Deze vele tientallen verschillende individuen,
hun gedachten, frustraties en diepgewortelde angsten
vormen
de kern van dit boek. Compagnie K is het verhaal
van de gewone soldaat, een verhaal dat onder de huid van
de lezer kruipt en hem niet meer met rust laat.
De bekende schrijver
Graham Greene zei ooit over dit boek:
‘Compagnie K heeft de kracht van een volksoproer; het is
de schreeuw uit vele anonieme kelen.’ |
|
Een kort verhaal
uit
Compagnie K:
Soldaat Jacob Geller
Op een dag stuitten Harry Waddell en ik op een dode
Duitser die zich over een boomstronk gedrapeerd had en
rustte op zijn schouders.
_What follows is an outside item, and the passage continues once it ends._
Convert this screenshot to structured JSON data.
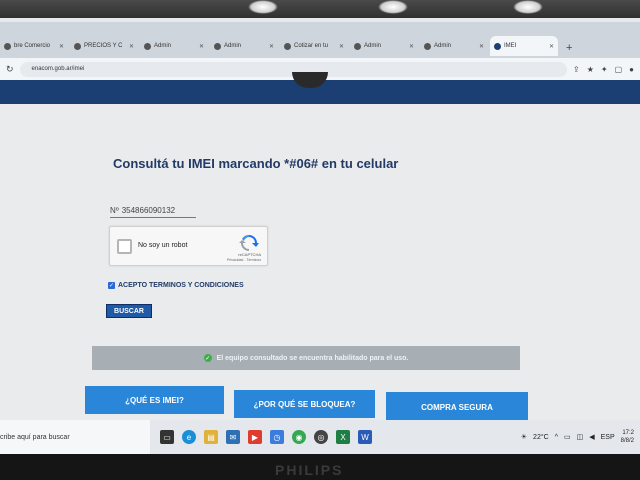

Hij had zijn ransel nog op
zijn rug. (Dat ransel was gemaakt van koeienhuid waarop
nog wat haar zat. Het was donkerbruin met witte vlekken
en ik herinner me dat ik tegen Harry zei: ‘Dat komt van
een Holsteiner.’)
Toen Harry en ik nog eens goed keken zagen we dat hij
was gedood door een granaatscherf, want in zijn borst
zat een vuistgroot gat. Harry en ik liepen zijn zakken
na op zoek naar souvenirs, maar hij had alleen enkele
foto’s van zijn familie bij zich en ook een paar brieven
die we terugstopten, zoals voorschrift is. Daarna
draaiden we hem op zijn buik om te zien wat hij in zijn
ransel had. Dat zat ook onder het bloed en bevatte
alleen een winteronderbroek en een half Duits
bruinbrood. ‘Dat is nog eens en gelukje,’ zei Harry,
‘dat brood kunnen we in elk geval opeten.’ Het water
liep me in de mond en ik hoorde mijn maag grommen, maar
toen we een tweede blik op het brood wierpen zagen we
dat het bedekt was met bloed. (Deze broodsoort noemen
moffen pumpernickel en het was van binnen, waar het
bloed niet was opgedroogd, nog een beetje nat.) Ik pakte
mijn mes en probeerde het bloed eraf te schrapen, maar
toen ik zag hoe diep het zat, gaf ik het op.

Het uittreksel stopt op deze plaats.